BACKGROUND: The shelterin complex protects chromosomal ends by regulating how the telomerase complex interacts with telomeres. Following the recent finding in familial melanoma of inactivating germline mutations in POT1, encoding a member of the shelterin complex, we searched for mutations in the other five components of the shelterin complex in melanoma families.
METHODS: Next-generation sequencing techniques were used to screen 510 melanoma families (with unknown genetic etiology) and control cohorts for mutations in shelterin complex encoding genes: ACD, TERF2IP, TERF1, TERF2, and TINF 2. Maximum likelihood and LOD [logarithm (base 10) of odds]analyses were used. Mutation clustering was assessed withχ(2) and Fisher's exact tests. P values under .05 were considered statistically significant (one-tailed with Yates' correction).

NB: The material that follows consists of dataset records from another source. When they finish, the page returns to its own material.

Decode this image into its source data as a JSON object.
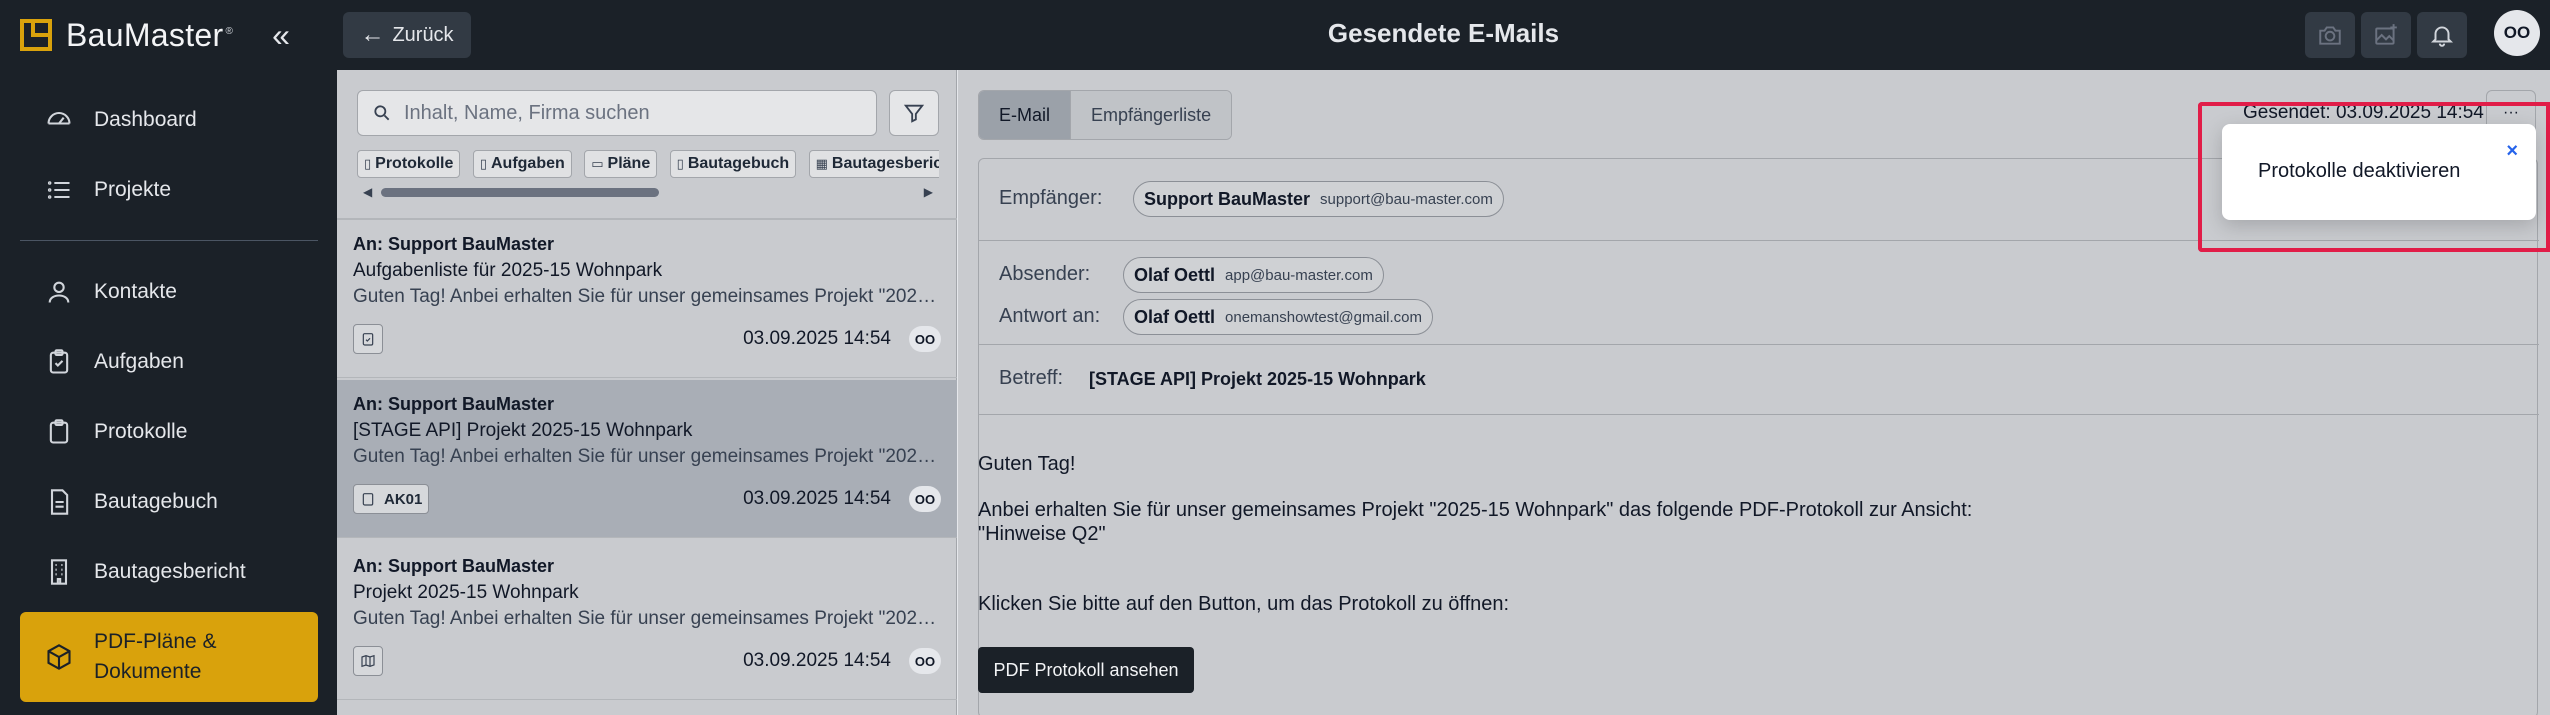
{
  "app": {
    "brand": "BauMaster",
    "brand_mark": "®",
    "collapse_glyph": "«"
  },
  "sidebar": {
    "items": [
      {
        "label": "Dashboard",
        "icon": "gauge-icon"
      },
      {
        "label": "Projekte",
        "icon": "list-icon"
      },
      {
        "label": "Kontakte",
        "icon": "user-icon"
      },
      {
        "label": "Aufgaben",
        "icon": "clipboard-check-icon"
      },
      {
        "label": "Protokolle",
        "icon": "clipboard-icon"
      },
      {
        "label": "Bautagebuch",
        "icon": "document-icon"
      },
      {
        "label": "Bautagesbericht",
        "icon": "building-icon"
      },
      {
        "label": "PDF-Pläne & Dokumente",
        "icon": "cube-icon",
        "active": true
      }
    ]
  },
  "topbar": {
    "back_label": "Zurück",
    "title": "Gesendete E-Mails",
    "avatar_initials": "OO"
  },
  "list": {
    "search_placeholder": "Inhalt, Name, Firma suchen",
    "chips": [
      {
        "label": "Protokolle",
        "glyph": "▯"
      },
      {
        "label": "Aufgaben",
        "glyph": "▯"
      },
      {
        "label": "Pläne",
        "glyph": "▭"
      },
      {
        "label": "Bautagebuch",
        "glyph": "▯"
      },
      {
        "label": "Bautagesberic",
        "glyph": "▦"
      }
    ],
    "mails": [
      {
        "to": "An: Support BauMaster",
        "subject": "Aufgabenliste für 2025-15 Wohnpark",
        "preview": "Guten Tag! Anbei erhalten Sie für unser gemeinsames Projekt \"2025-...",
        "tag": "",
        "date": "03.09.2025 14:54",
        "avatar": "OO"
      },
      {
        "to": "An: Support BauMaster",
        "subject": "[STAGE API] Projekt 2025-15 Wohnpark",
        "preview": "Guten Tag! Anbei erhalten Sie für unser gemeinsames Projekt \"2025-...",
        "tag": "AK01",
        "date": "03.09.2025 14:54",
        "avatar": "OO",
        "selected": true
      },
      {
        "to": "An: Support BauMaster",
        "subject": "Projekt 2025-15 Wohnpark",
        "preview": "Guten Tag! Anbei erhalten Sie für unser gemeinsames Projekt \"2025-...",
        "tag": "",
        "date": "03.09.2025 14:54",
        "avatar": "OO"
      }
    ]
  },
  "detail": {
    "tabs": [
      "E-Mail",
      "Empfängerliste"
    ],
    "sent": "Gesendet: 03.09.2025 14:54",
    "more_glyph": "···",
    "recipient_label": "Empfänger:",
    "recipient": {
      "name": "Support BauMaster",
      "email": "support@bau-master.com"
    },
    "sender_label": "Absender:",
    "sender": {
      "name": "Olaf Oettl",
      "email": "app@bau-master.com"
    },
    "reply_label": "Antwort an:",
    "reply": {
      "name": "Olaf Oettl",
      "email": "onemanshowtest@gmail.com"
    },
    "subject_label": "Betreff:",
    "subject": "[STAGE API] Projekt 2025-15 Wohnpark",
    "body": {
      "greeting": "Guten Tag!",
      "line1": "Anbei erhalten Sie für unser gemeinsames Projekt \"2025-15 Wohnpark\" das folgende PDF-Protokoll zur Ansicht:",
      "line2": "\"Hinweise Q2\"",
      "line3": "Klicken Sie bitte auf den Button, um das Protokoll zu öffnen:"
    },
    "pdf_button": "PDF Protokoll ansehen"
  },
  "popover": {
    "text": "Protokolle deaktivieren",
    "close_glyph": "×"
  },
  "colors": {
    "sidebar_bg": "#1b2128",
    "accent": "#d9a20c",
    "highlight": "#e11d48",
    "close": "#2563eb"
  }
}
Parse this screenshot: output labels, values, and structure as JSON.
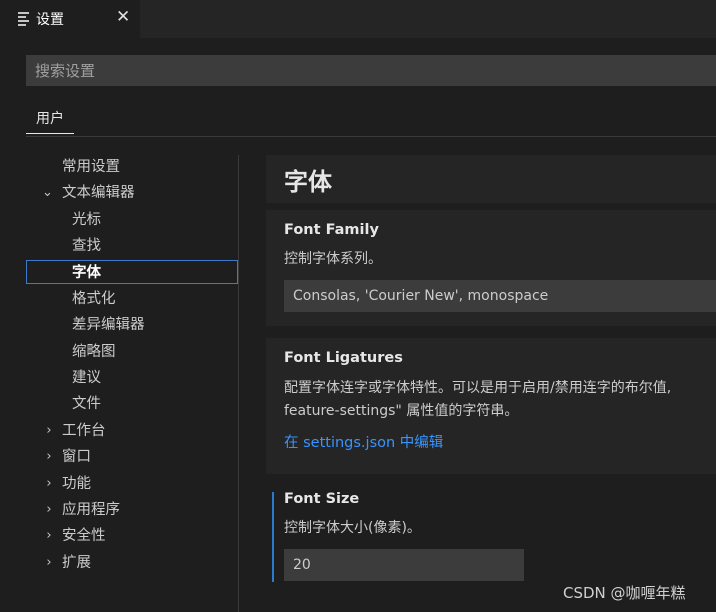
{
  "tab": {
    "title": "设置",
    "close": "✕"
  },
  "search": {
    "placeholder": "搜索设置",
    "value": ""
  },
  "scope_tabs": {
    "user": "用户"
  },
  "toc": {
    "items": [
      {
        "label": "常用设置",
        "chevron": ""
      },
      {
        "label": "文本编辑器",
        "chevron": "⌄"
      },
      {
        "label": "光标",
        "chevron": ""
      },
      {
        "label": "查找",
        "chevron": ""
      },
      {
        "label": "字体",
        "chevron": "",
        "selected": true
      },
      {
        "label": "格式化",
        "chevron": ""
      },
      {
        "label": "差异编辑器",
        "chevron": ""
      },
      {
        "label": "缩略图",
        "chevron": ""
      },
      {
        "label": "建议",
        "chevron": ""
      },
      {
        "label": "文件",
        "chevron": ""
      },
      {
        "label": "工作台",
        "chevron": "›"
      },
      {
        "label": "窗口",
        "chevron": "›"
      },
      {
        "label": "功能",
        "chevron": "›"
      },
      {
        "label": "应用程序",
        "chevron": "›"
      },
      {
        "label": "安全性",
        "chevron": "›"
      },
      {
        "label": "扩展",
        "chevron": "›"
      }
    ]
  },
  "content": {
    "group_title": "字体",
    "font_family": {
      "title": "Font Family",
      "description": "控制字体系列。",
      "value": "Consolas, 'Courier New', monospace"
    },
    "font_ligatures": {
      "title": "Font Ligatures",
      "description_line1": "配置字体连字或字体特性。可以是用于启用/禁用连字的布尔值,",
      "description_line2": "feature-settings\" 属性值的字符串。",
      "edit_link": "在 settings.json 中编辑"
    },
    "font_size": {
      "title": "Font Size",
      "description": "控制字体大小(像素)。",
      "value": "20"
    }
  },
  "watermark": "CSDN @咖喱年糕",
  "colors": {
    "background": "#1e1e1e",
    "panel": "#252526",
    "input": "#3c3c3c",
    "link": "#3794ff",
    "focus_border": "#3e7acb",
    "modified_bar": "#2a7bd0"
  }
}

RESULTS: Six families had mutations in ACD and four families carried TERF2IP variants, which included nonsense mutations in both genes (p.Q320X and p.R364X, respectively) and point mutations that cosegregated with melanoma. Of five distinct mutations in ACD, four clustered in the POT1 binding domain, including p.Q320X. This clustering of novel mutations in the POT1 binding domain of ACD was statistically higher (P = .005) in melanoma probands compared with population control individuals (n = 6785), as were all novel and rare variants in both ACD (P = .040) and TERF2IP (P = .022). Families carrying ACD and TERF2IP mutations were also enriched with other cancer types, suggesting that these variants also predispose to a broader spectrum of cancers than just melanoma. Novel mutations were also observed in TERF1, TERF2, and TINF2, but these were not convincingly associated with melanoma.
CONCLUSIONS: Our findings add to the growing support for telomere dysregulation as a key process associated with melanoma susceptibility.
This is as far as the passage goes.